Pour Carroll, la culture est la logique selon laquelle l'individu ordonne le monde. « Et cette logique, je l'ai apprise dès ma naissance, dans les gestes, les paroles et les soins de ceux qui m'entouraient, dans leur regard, dans le ton de leur voix ; dans les bruits, dans les couleurs, dans les odeurs, dans les contacts ; dans la façon dont on m'a élevée, récompensée, punie, tenue, touchée, lavée, nourrie ; dans les histoires que l'on m'a racontées, dans les livres que j'ai lus, dans les chansons que j'ai chantées ; dans la rue, à l'école, dans les jeux ; dans les rapports des autres dont j'étais témoin, dans les jugements que j'entendais ; dans l'esthétique affirmée, partout, jusque dans mon sommeil et dans les rêves que j'ai appris à rêver et à raconter. Cette logique, j'ai appris à la respirer et à oublier qu'elle était apprise. Je la trouve naturelle. Elle sous-tend tous mes échanges, que je produise du sens ou le reçoive. » Chacun agit de façon naturelle, mais les naturels sont culturels et ne coïncident donc pas. De plus, avant de comprendre ou réfléchir sur la culture d'un autre, il faut d'abord comprendre sa propre culture. La première tentative d'explication d'un comportement « bizarre » est rarement la bonne.
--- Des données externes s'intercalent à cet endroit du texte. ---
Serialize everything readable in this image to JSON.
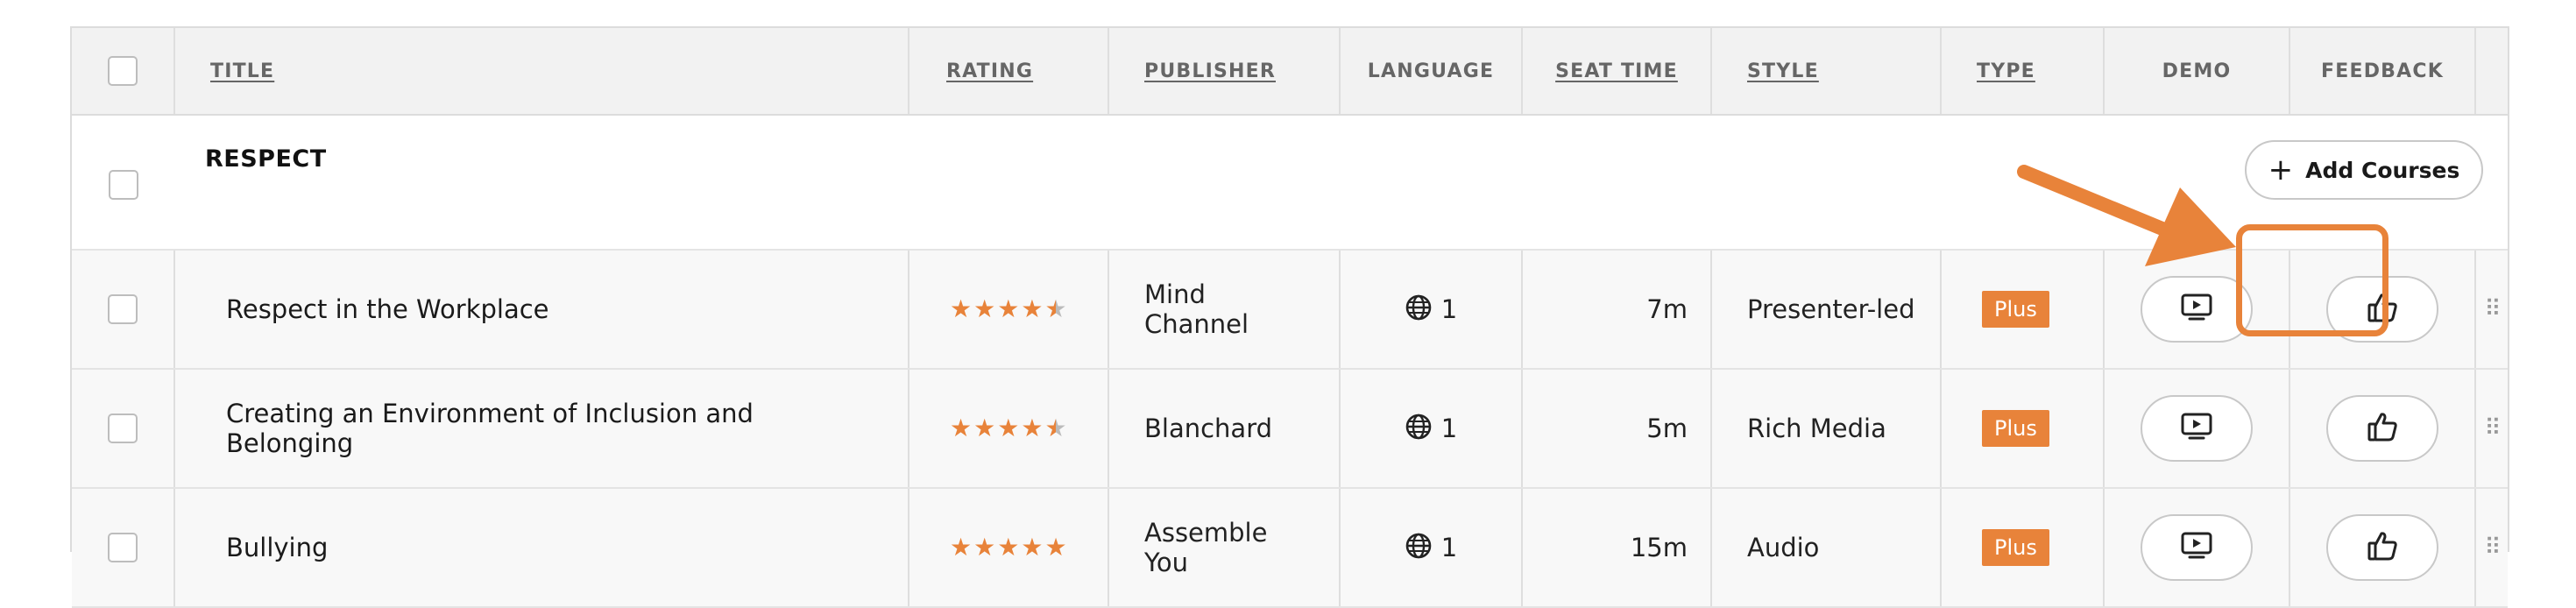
{
  "header": {
    "title": "TITLE",
    "rating": "RATING",
    "publisher": "PUBLISHER",
    "language": "LANGUAGE",
    "seat_time": "SEAT TIME",
    "style": "STYLE",
    "type": "TYPE",
    "demo": "DEMO",
    "feedback": "FEEDBACK"
  },
  "group": {
    "name": "RESPECT",
    "add_button_label": "Add Courses",
    "add_icon": "plus-icon"
  },
  "rows": [
    {
      "title": "Respect in the Workplace",
      "rating": 4.5,
      "publisher": "Mind Channel",
      "language_count": "1",
      "seat_time": "7m",
      "style": "Presenter-led",
      "type": "Plus"
    },
    {
      "title": "Creating an Environment of Inclusion and Belonging",
      "rating": 4.5,
      "publisher": "Blanchard",
      "language_count": "1",
      "seat_time": "5m",
      "style": "Rich Media",
      "type": "Plus"
    },
    {
      "title": "Bullying",
      "rating": 5,
      "publisher": "Assemble You",
      "language_count": "1",
      "seat_time": "15m",
      "style": "Audio",
      "type": "Plus"
    }
  ],
  "icons": {
    "language": "globe-icon",
    "demo": "play-screen-icon",
    "feedback": "thumbs-up-icon",
    "drag": "drag-handle-icon"
  },
  "colors": {
    "accent": "#e8833a",
    "header_bg": "#f2f2f2",
    "row_bg": "#f8f8f8",
    "border": "#dcdcdc"
  }
}
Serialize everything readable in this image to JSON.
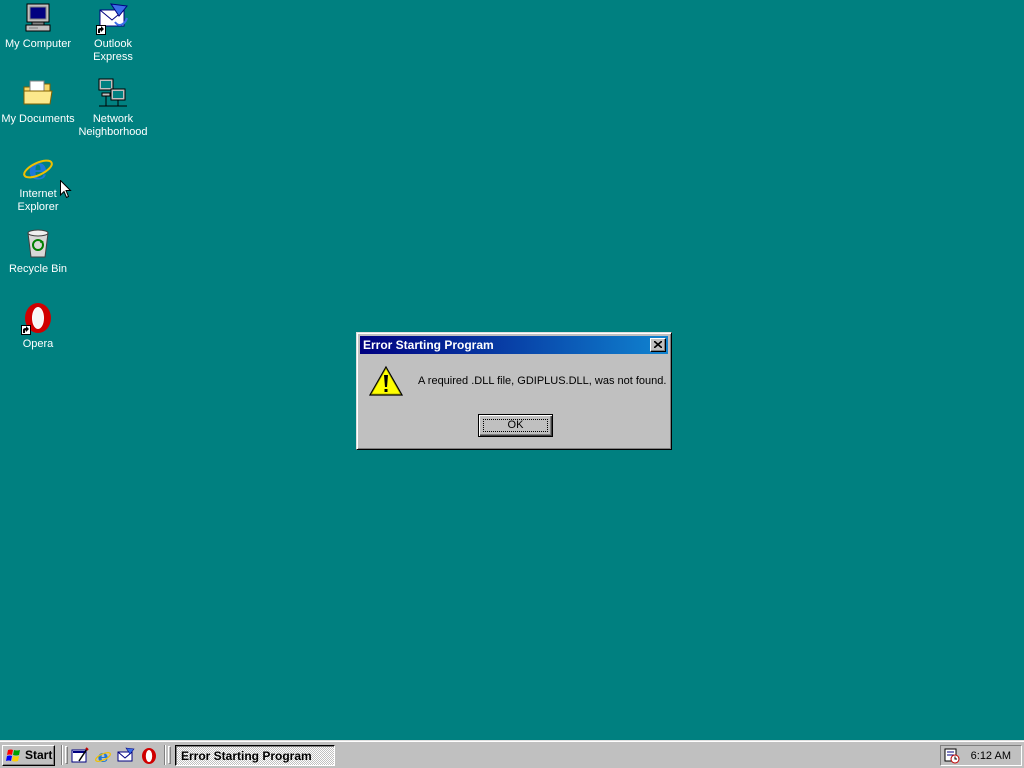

Carroll fait ensuite une étude comparative sur de grands thèmes.
La maison
Elle écrit qu'en France, les maisons sont protégées par des persiennes ou rideaux alors qu'aux États-Unis, on peut voir du dehors la vie des Américains chez eux. Parallèllement, je vous donne mon avis personnel sur la question ou simplement mon expérience. Et il s'avère que je n'observe pas cette différence ici, à Berkeley ou à San Francisco (qui ne sont peut-être pas représentatifs du reste des États-Unis) : je ne vois pas mes voisins chez eux, et les stores dans les rues sont souvent clos. Elle ajoute qu'il n'y pas forcément de murets ou de grillage qui séparent les maisons individuelles (elle ne parle pas de ce qu'elle ne connaît vraisemblablement pas : les HLM ou équivalents), mais je ne peux pas le nier : les pelouses sont accessibles du trottoir. Elle dit que les Américains font faire le tour de la maison à leurs invités pour qu'ils s'y sentent à l'aise, alors qu'en France, les invités n'auront accès qu'aux salon, salle à manger, toilettes, salle de bain et peut-être cuisine. De plus, l'ouverture de la maison américaine n'est pas un obstacle à la « privacy », un Américain qui reçoit reste un Américain chez lui, qui peut choisir de rester dans son fauteuil, dans une sphère privée, sans s'occuper de ses hôtes. Une autre différence : les Français frappent aux portes pour prévenir de leur entrée, les Américains frappent aux portes pour demander la permission d'entrer.
La conversation
Pour certains Américains, les Français semblent parler pour ne rien dire ; ils interrompent la conversation, ils terminent les phrases et n'écoutent pas les réponses aux questions posées. Pour certains Français, les Américains, répondent à la moindre question par une conférence et ignorent l'art de la conversation. La conversation, pour un Français, doit être engagée, soutenue, alimentée. Le silence y est synonyme de colère ou d'ennui. La conversation française révèle la nature des liens entre les conversants. Aux États-Unis, 2 Américains qui se croisent dans la rue vont se sourire, 2 inconnus en situation d'attente vont discuter – totalement vrai. Le Français s'engage dans la conversation, l'Américain non, donc il peut parler plus facilement avec des inconnus. Les Américains laissent parler et attendent leur tour, les Français veulent participer dans le moment. Pour l'Américain, c'est l'espace qui révéle sa relation, non la conversation. Il aura un contact physique avec sa famille ou des amis proches, la parole est considérée comme l'établissement d'une distance. Les Américains ne se regardent pas dans les yeux, c'est considéré comme une invasion de leur espace privé. Dans le métro, les Américains parlent pour créer de la distance et savoir qui est « sur le terrain » (il est vrai que lorsque le BART est bondé, en plus du périmètre de sécurité – 10 cm- j'ai l'expérience du sourire appuyé suivi d'une discussion pour savoir « qui je suis »)
Parents/Enfants
Les Américains et Français ne comprennent pas (voire n'approuvent pas) la façon d'élever des enfants dans l'autre culture. Pour les Français, les enfants américains sont gâtés, mal élevés, bruyants, sans gêne, impolis et irrespectueux. Pour les Américains, les enfants français sont trop sages, n'ont pas le droit de bouger, de jouer, de faire du bruit, ce sont de petits adultes.
Mais en fait :
- aux États-Unis, l'enfance est le moment où tout est permis tandis qu'à l'adolescence, il faut montrer que l'on sait ce que l'on veut (moment des expériences terminé)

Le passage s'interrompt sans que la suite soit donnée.